Liberal leader Jean Chretien pledged a national pre-school program for Aboriginal children during a brief speech a Wanuskewin Park near Saskatoon Oct. 8.
"A Liberal government is committed to building a new partnership with Aboriginal people based on trust and mutual respect," he said. "We will provide Aboriginal people with the tools to become self-sufficient and self-governing."
Chretien also said Native self-government was recognizable without any constitutional reform.
"It is not necessary to put it in the Constitution. Let's do the right thing right now."
New Democrat leader Audrey McLaughlin also spoke on Native issues at a stop-over in Timmins, Ont. Canada should build hundreds of northern substance abuse treatment centres to address the rising incidence of alcoholism and gasoline sniffing among Native youth, McLaughlin told a crowd of 90 NDP supporters at the health care forum.
The sudden eruption in discussions of Native concerns as an election issue came only days after Assembly of First Nations Grand Chief Ovide Mercredi said the federal leaders were ignoring Aboriginal issues at their peril.
The party that wins the federal election will have to deal with Natives across Canada, he said, whether they want to or not.
Natives must listen to whatever the federal political parties are saying now because none of the parties' platforms are working in their favor, said Saul Terry, the head of the Union of B.C. Indian Chiefs.

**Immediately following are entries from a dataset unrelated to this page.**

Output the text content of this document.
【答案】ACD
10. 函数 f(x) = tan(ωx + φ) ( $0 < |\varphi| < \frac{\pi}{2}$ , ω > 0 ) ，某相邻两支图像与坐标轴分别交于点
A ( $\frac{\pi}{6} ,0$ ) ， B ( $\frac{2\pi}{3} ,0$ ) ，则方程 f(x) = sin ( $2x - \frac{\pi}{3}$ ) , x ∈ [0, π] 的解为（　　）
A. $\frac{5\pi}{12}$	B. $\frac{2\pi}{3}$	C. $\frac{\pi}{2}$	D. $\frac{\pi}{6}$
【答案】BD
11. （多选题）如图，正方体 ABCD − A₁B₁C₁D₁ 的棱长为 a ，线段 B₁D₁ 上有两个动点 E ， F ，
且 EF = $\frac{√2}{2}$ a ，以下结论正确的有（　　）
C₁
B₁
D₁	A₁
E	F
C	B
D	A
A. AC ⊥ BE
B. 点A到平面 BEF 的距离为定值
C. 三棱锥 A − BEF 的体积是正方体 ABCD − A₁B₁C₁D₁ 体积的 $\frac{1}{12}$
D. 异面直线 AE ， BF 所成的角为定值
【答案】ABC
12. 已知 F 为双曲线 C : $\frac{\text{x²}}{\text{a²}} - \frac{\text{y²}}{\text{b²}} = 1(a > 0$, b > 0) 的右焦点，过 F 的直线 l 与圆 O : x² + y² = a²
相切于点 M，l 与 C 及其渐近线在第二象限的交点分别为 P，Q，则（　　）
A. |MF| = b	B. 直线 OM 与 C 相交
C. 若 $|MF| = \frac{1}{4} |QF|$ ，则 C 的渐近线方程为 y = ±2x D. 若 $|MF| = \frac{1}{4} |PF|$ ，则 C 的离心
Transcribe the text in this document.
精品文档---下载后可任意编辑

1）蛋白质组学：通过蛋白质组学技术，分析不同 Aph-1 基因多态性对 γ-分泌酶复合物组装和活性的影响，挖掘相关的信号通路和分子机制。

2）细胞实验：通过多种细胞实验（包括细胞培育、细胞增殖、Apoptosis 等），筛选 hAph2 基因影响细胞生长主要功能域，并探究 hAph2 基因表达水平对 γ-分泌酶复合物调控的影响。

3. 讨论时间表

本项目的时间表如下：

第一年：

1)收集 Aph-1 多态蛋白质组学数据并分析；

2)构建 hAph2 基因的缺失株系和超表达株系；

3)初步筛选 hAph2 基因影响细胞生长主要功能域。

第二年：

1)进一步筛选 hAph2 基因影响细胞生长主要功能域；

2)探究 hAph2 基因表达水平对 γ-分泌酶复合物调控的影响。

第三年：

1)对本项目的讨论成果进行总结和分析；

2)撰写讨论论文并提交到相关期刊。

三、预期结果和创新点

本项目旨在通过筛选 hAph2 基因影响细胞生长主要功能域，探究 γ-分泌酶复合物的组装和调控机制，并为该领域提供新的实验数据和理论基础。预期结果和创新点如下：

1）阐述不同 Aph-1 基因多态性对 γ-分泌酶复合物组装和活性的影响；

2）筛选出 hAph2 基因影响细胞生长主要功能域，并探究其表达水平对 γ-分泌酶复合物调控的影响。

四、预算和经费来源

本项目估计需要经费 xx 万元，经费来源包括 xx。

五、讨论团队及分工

Former Indian Affairs Minister Tom Siddon had said Ottawa was unwilling to talk to Natives about land rights or any other Aboriginal issues because "you Natives supposedly turned down the Charlottetown Accord," Terry said.
"So now they're politically trying to punish us. The Conservatives have indicated where they are coming from and that's totally unacceptable.
"The NDP have indicated that they are willing to acknowledge or respect the rights of our people, although I don't know about the Aboriginal titles question. The liberals, as I understand, have a platform. It sounds like they're the only ones who've pulled something together in terms of a platform," Terry said.
The Bloc Quebecois are too busy thinking about the sovereignty of Quebec to consider Native sovereignty and Preston Manning wants Natives molded to the Reform party's vision, said Terry, who does not expect many Indians to vote Oct. 25.
If the Native vote is 20 or 25 per cent, Elections Canada would have a pretty good turn-out, he said.
But no one from Kahnawake will vote.
All governments have an influence on Natives, said Kahnawake council member Bill Two Rivers.
"Government policy with Indians doesn't change with the government. The position of Canada stays the same. We don't vote because it does not make a damn bit of difference."